Не было в ее словах, в тоне, в психологической окраске голоса чего-то унизительного, неприязненного, был грубоватый, плоский юмор, какого вдоволь в провинции, где грузным, неуклюжим, как полено, словом не брезгуют ни мужчины, ни женщины, все пользуются.
— Кто приехал, тетя Тань? — спросил он, успокаиваясь.
— Доложу, если спасибо скажешь, — сестра залезла в карман халата, извлекла оттуда плоский разлинованный блокнотик с прицепленным к корешку карандашиком, с медвежьей медлительностью добыла из другого кармана очки, навесила их на маленький носик-кнопочку. — Тэ-эк-с, — произнесла с профессорским многозначьем, подцепляя пальцем листики блокнота, просматривая их и с лица и с изнанки, а Костылев все тянул и тянул голову, морщась: вот, тетеря, не могла где-нибудь поближе записать.
— Ну? — произнес он нетерпеливо.
— Не нукай, мёдочка, — окоротила тетя Таня. — Не на Луну летим. Вот, — она прижала пальцем-подушечкой вощеный листик, пошевелила губами, будто заучивая текст, потом прочитала быстро и звучно, как артист с эстрады. — Товарищ Рогов. Товарищ Баушкин, — взглянула на Костылева исподлобья, поверх очков, — это наш поселковский председатель Президиума Верховного Совета...

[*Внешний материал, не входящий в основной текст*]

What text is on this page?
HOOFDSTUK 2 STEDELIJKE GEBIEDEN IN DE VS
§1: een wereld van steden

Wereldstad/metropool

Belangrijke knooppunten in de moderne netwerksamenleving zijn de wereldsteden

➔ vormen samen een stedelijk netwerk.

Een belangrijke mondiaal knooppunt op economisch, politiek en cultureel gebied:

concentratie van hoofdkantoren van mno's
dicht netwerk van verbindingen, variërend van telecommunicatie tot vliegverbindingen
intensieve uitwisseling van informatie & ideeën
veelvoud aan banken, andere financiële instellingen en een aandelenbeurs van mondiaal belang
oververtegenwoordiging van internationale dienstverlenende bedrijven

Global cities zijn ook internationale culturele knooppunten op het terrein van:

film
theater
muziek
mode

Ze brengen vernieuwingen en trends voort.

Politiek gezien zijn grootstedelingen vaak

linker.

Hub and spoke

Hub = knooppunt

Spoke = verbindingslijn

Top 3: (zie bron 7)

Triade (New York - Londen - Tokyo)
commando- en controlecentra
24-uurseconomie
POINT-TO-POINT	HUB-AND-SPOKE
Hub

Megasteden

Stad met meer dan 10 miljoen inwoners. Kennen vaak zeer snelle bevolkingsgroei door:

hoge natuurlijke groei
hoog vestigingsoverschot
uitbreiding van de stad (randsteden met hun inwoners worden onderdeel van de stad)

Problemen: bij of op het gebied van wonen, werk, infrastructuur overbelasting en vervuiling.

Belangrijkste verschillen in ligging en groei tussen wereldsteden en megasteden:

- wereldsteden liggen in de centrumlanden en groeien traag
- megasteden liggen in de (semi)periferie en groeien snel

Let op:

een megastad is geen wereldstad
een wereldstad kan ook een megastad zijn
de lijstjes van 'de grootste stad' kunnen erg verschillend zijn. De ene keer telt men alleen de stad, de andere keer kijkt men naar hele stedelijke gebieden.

— Знаю, — перебил Костылев.
— Уж не нажаловался ль ты? Может, плохо кормим?
— Плохо. Но это никакого отношения к Баушкину не имеет.
— Ладно. И-и... Товарищ Старенков. С цветами и подарками. Хватит?
— Хватит.
— Тогда впускаю.
Первым в палате возник бригадир, с дороги не чесанный, блеснул здоровой голубоватостью белков, словно молнию в стенку над костылевской головой вогнал, улыбнулся, раздвигая бороду. Из дремучих зарослей чисто проглянули зубы.
— Старенков, — задавленно пробормотал Костылев.
— Он самый! — проорал бригадир, в один гигантский — только рекорды мира по прыжкам в длину побивать — скок пересек палату, обдал Костылева морозом, папиросным ароматом, крепостью водки, раскинул мозолеватые, фанерно-твердые ладони, спохватившись, убрал их, опустился на колени рядом с кроватью, прижался щекой к мятому простынному боку, засмеялся тоненько, визгливо, как девчонка, которую пощекотали. — Ваанька! Жив, курилка, рыбья голова, капроновые уши! Обормот ты двулапый! Двулапый спереди, двулапый сзади! — пристукнул кулаком по прогнутой кроватной слеге. Под Костылевым тихо дзенькнули панцирные пружины. Распрямился, откуда-то из-под ремня выудил страшноватую, черного стекла бутылку с иностранной наклейкой, махом водрузил на тумбочку.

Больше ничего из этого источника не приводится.